O que os une, não é só isso, nesse dia avarento de 4 de agosto de 1969, já estava eu no UIGE a Caminho de casa, coincidências. -efeito, e assim até hoje, tenho dezenas de emails e recebidos, e centenas de documentos anexos, que vou juntando sempre em todas as contestações.
Os passos e tudo porque passaste, foi o meu longo caminho de 20 anos, estou a ver os teus passos e os despachos, sem fim, sempre com a frase altamente Irritante 'REITERAMOS' o que já foi transmitido, isto é, tenho 30% de desvalorização, mas, insistem, sem nexo de causa-efeito.
Eu ainda fui ao HFAR em Lisboa, para uma Junta Médica de Recurso, era um General médico da FA presidente, um oficial da Marinha, e um besta de Major do Exército, que me olhava de gozo.
Eu tinha de assinar um papel em que tomava conhecimento da nova Recusa da JM de Recurso, do novo Indeferimento, pela mesma razão.

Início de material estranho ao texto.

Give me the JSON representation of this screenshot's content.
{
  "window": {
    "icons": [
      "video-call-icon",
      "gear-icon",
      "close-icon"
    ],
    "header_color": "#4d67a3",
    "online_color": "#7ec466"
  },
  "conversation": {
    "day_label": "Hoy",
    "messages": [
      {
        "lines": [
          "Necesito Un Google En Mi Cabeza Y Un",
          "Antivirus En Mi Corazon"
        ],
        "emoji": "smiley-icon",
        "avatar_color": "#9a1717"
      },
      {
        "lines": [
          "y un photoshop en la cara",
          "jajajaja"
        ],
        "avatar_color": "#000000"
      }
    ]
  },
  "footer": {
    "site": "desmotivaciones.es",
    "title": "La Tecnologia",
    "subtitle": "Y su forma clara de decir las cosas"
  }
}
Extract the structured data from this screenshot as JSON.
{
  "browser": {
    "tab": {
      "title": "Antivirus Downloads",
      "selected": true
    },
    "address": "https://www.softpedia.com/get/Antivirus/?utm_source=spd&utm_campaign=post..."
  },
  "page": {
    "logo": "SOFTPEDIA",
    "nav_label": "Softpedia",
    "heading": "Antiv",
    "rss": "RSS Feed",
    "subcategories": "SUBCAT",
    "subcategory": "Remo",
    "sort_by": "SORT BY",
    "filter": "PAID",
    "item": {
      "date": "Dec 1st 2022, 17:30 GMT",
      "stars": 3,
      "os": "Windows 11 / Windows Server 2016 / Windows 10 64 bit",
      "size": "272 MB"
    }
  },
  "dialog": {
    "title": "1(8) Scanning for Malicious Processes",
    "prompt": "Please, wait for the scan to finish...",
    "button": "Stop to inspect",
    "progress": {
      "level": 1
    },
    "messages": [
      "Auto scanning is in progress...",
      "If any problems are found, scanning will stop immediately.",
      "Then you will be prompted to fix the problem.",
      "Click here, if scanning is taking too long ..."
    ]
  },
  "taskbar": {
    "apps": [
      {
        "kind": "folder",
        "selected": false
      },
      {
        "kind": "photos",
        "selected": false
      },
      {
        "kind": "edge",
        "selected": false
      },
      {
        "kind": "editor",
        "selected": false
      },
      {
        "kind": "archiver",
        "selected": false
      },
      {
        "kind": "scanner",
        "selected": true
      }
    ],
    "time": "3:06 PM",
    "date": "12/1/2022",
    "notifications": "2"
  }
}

Disse que não assinava nada, sem me darem uma cópia das suas conclusões que após meia hora concederam. Nesta guerra entre outras tantas barbaridades que vomitava, vi pela idade deles que não estiveram na nossa guerra, e virei-me para o General e os outros, dizendo textualmente, que não os reconhecia com saber e idade para avaliar um caso como este, porque nenhum deles tinha estado na guerra. Calaram-se todos e fim das formalidades, recebi o que pedi, eles nunca iam alterar o parecer, pois a Junta, quando entrei não teve qualquer conversa comigo, já tinham tudo pronto para assinar. E assinei, tenho tudo comigo, dezenas de documentos oficiais, que nem os poderia ter comigo.
Ao sair de lá, olhei para trás e virei-me para o representante do Exército, era o macaco mais pequeno, e perguntei porque está com essa cara de sorriso a gozar comigo?
E assim e foram passando os anos, todos os meses enviava o meu lote de emails e documentos, e recebia as mesmas respostas.
Por coincidência ontem à noite, isto é às 00,54h de hoje, lá foi novo apelo, já foi recepcionado, neste caso enviei para 15 entidades diferentes.
E disse neste email, que nunca vou desistir dos meus direitos enquanto for vivo!
Tenho aqui escrito.
O teu testemunho, de uma luta de Golias e um rato, teve um fim feliz, é pena já ser tarde demais, mas não sabemos até quando. Parabens, e vou adaptar mais uma vez a minha estratégia.
Além dos emails sem fim, tenho uma grande pasta carregada de documentos, que antes vinham por correio.
Voltaremos a falar, agora tenho de terminar, e mesmo sem tempo, náo deixo de escrever estas primeiras impressões.